Fox also has a good deal of off-air marketing in play, including a race-day promotion with UberEats. The meal-delivery service on Sunday will ferry free food to Daytona Day house parties in core Nascar markets like Orlando, Atlanta and Houston. Other Daytona marketing partners include Comcast Xfinity, which is also the title sponsor of Nascar's minor league circuit, and Smithfield Foods.
The impetus behind the effort to "eventize" the Daytona 500 is in many ways a byproduct of Fox's coverage of the 2015 FIFA Women's World Cup. "From a marketing perspective, we discovered that if we promised an experience instead of just a soccer game, people would reposed to that," Mr. Gottlieb said. "You don't need to know the intricacies of the 4-4-2 formation or how many touches Megan Rapinoe had against Australia to have a good time. If you're a casual fan, it was a communal thing, a party thing. You could paint your face and go to a bar and have as good a time as the real die-hards. So that sort of broadening of the overall appeal is what we'd really like to accomplish with Daytona Day."
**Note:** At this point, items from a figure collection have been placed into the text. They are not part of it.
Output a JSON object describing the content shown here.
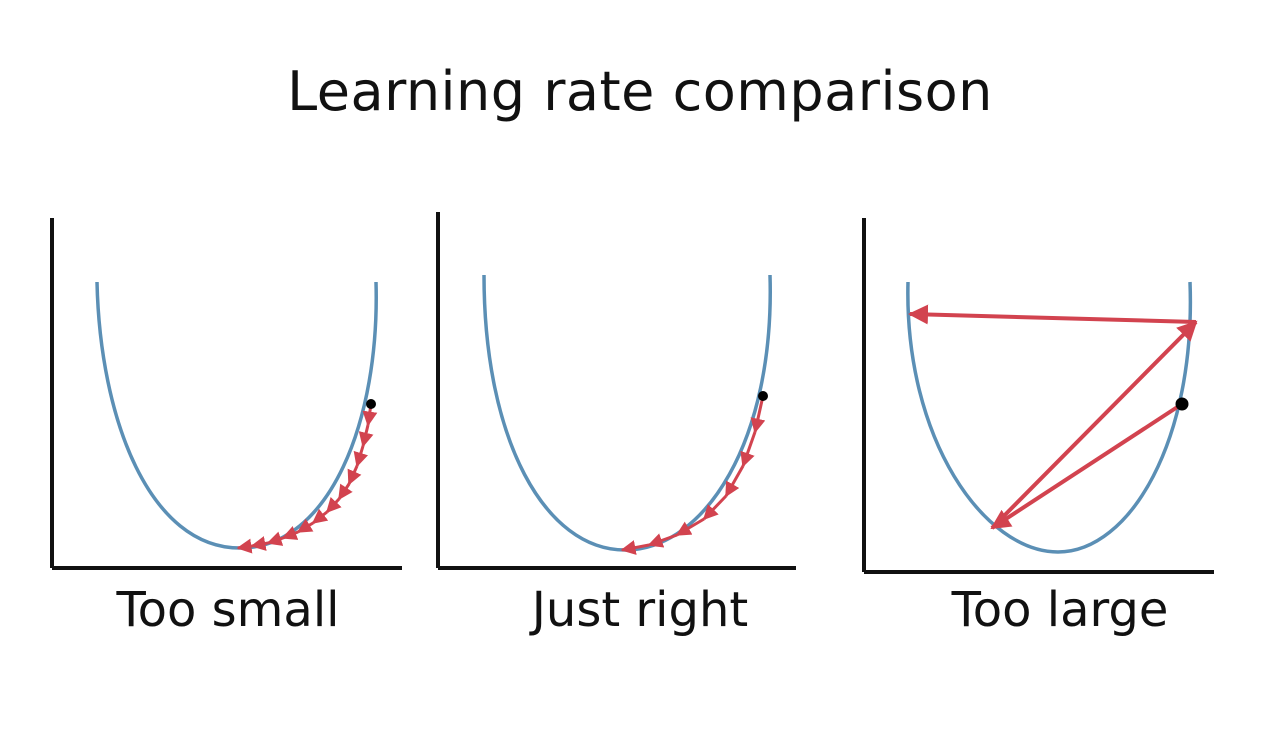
{
  "title": "Learning rate comparison",
  "colors": {
    "curve": "#5b8fb5",
    "arrow": "#d2434f",
    "axis": "#111111",
    "point": "#000000"
  },
  "panels": [
    {
      "label": "Too small"
    },
    {
      "label": "Just right"
    },
    {
      "label": "Too large"
    }
  ]
}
Sunday's race marks the first under Nascar's new sponsorship deal with Monster Energy. The beverage brand in December signed on as the official backer of Nascar's premier racing series, a position that had been held by Sprint since 2004. According to insiders with knowledge of the financials, Monster wrangled a sweet deal for the entitlement sponsorship, agreeing to pay around $20 million for the right to attach its name to the 36-race series, which marked a 60% discount compared to its predecessor's annual $75 million payout.
The Coca-Cola Co. owns a 16.7% stake in Monster.
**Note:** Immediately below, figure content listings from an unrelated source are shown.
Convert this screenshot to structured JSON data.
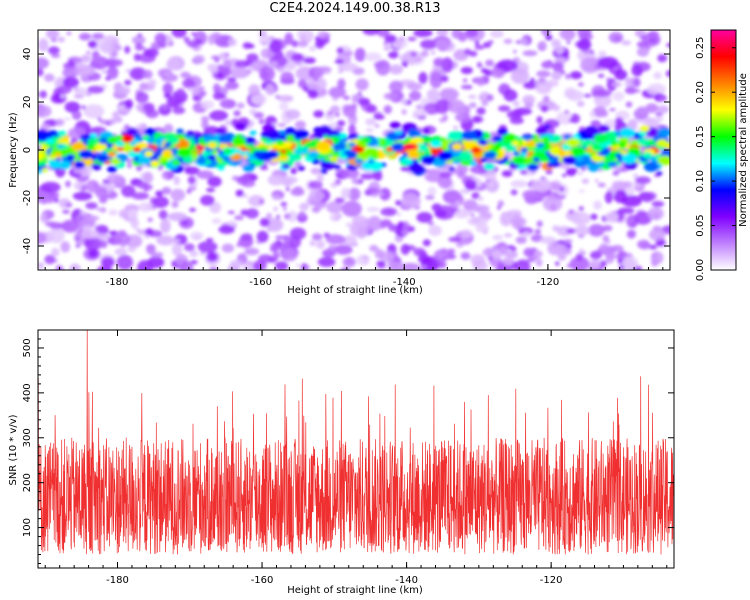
{
  "title": "C2E4.2024.149.00.38.R13",
  "chart_data": [
    {
      "type": "heatmap",
      "xlabel": "Height of straight line (km)",
      "ylabel": "Frequency (Hz)",
      "xlim": [
        -191,
        -103
      ],
      "ylim": [
        -50,
        50
      ],
      "x_ticks": [
        -180,
        -160,
        -140,
        -120
      ],
      "y_ticks": [
        -40,
        -20,
        0,
        20,
        40
      ],
      "description_band": {
        "center_frequency": 0,
        "half_width": 8
      },
      "peak_amplitude": 0.26,
      "colorbar": {
        "label": "Normalized spectral amplitude",
        "range": [
          0.0,
          0.27
        ],
        "ticks": [
          0.0,
          0.05,
          0.1,
          0.15,
          0.2,
          0.25
        ],
        "tick_labels": [
          "0.00",
          "0.05",
          "0.10",
          "0.15",
          "0.20",
          "0.25"
        ],
        "colors": [
          "#ffffff",
          "#c080ff",
          "#8000ff",
          "#0000ff",
          "#00ffff",
          "#00ff00",
          "#ffff00",
          "#ff8000",
          "#ff0000",
          "#ff00a0"
        ]
      }
    },
    {
      "type": "line",
      "xlabel": "Height of straight line (km)",
      "ylabel": "SNR (10 * v/v)",
      "xlim": [
        -191,
        -103
      ],
      "ylim": [
        10,
        540
      ],
      "x_ticks": [
        -180,
        -160,
        -140,
        -120
      ],
      "y_ticks": [
        100,
        200,
        300,
        400,
        500
      ],
      "series_color": "#f03030",
      "typical_range": [
        40,
        300
      ],
      "max_value": 540
    }
  ]
}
If there are plenty of storylines for fans to monitor during Sunday's race -- two-time Daytona champ Dale Earnhardt Jr. will take the wheel for the first time since sustaining a concussion last July, and Michael Waltrip will suit up for his very last race -- at least one development has left some Nascar purists fuming. Rather than a continuous 200-lap endurance test, Daytona will be broken down into three discrete stages (60/60/80). Along with providing additional opportunities for drivers to earn playoff points, the breaks in the action will also gift Fox with a few extra commercial pods.
Nascar's experimentation with the Daytona format comes as the sports struggles with ongoing seasonal ratings declines. Since 2010, the average draw for a televised Nascar cup series race is down 24% to just north of 4.37 million viewers, and while no sport is wholly immune to Nielsen shrinkage, the loss of nearly one-quarter of the national TV audience is a bitter pill to swallow. (Ironically, TV also accounts for Nascar's greatest show of stability; the sport's current $8.2 billion rights deal with Fox and NBC doesn't expire until 2024.)
While there's no telling how the first Daytona 500 under the new format will resonate with viewers, it appears as though Fox and Nascar at the very least will luck out on the meteorological front. Sunday's forecast for Daytona is 70º and sunny, with not even the slightest chance of rain falling on the asphalt. Meanwhile, hunker-down-in-front-of-the-TV weather is in the works for much of the Midwest and Northeast, which should put a damper on the sort of pre-Spring Fever conditions that more or less decimated last Sunday's broadcast viewership. (The Big Four nets on the night averaged a miserly 0.8 rating in the key TV demo, which translates to a little over 1 million adults 18-49.)
Fans tuning in to Sunday afternoon's race can expect the usual volume of auto ads from the likes of Chevrolet, Ford and Toyota, as well as a heady mix of messaging from beer brands, soft drink purveyors, wireless companies, film studios and quick-service restaurants.
Fox's pre-race coverage starts Sunday at 1 p.m. EST, and the race should get underway at around 2 p.m.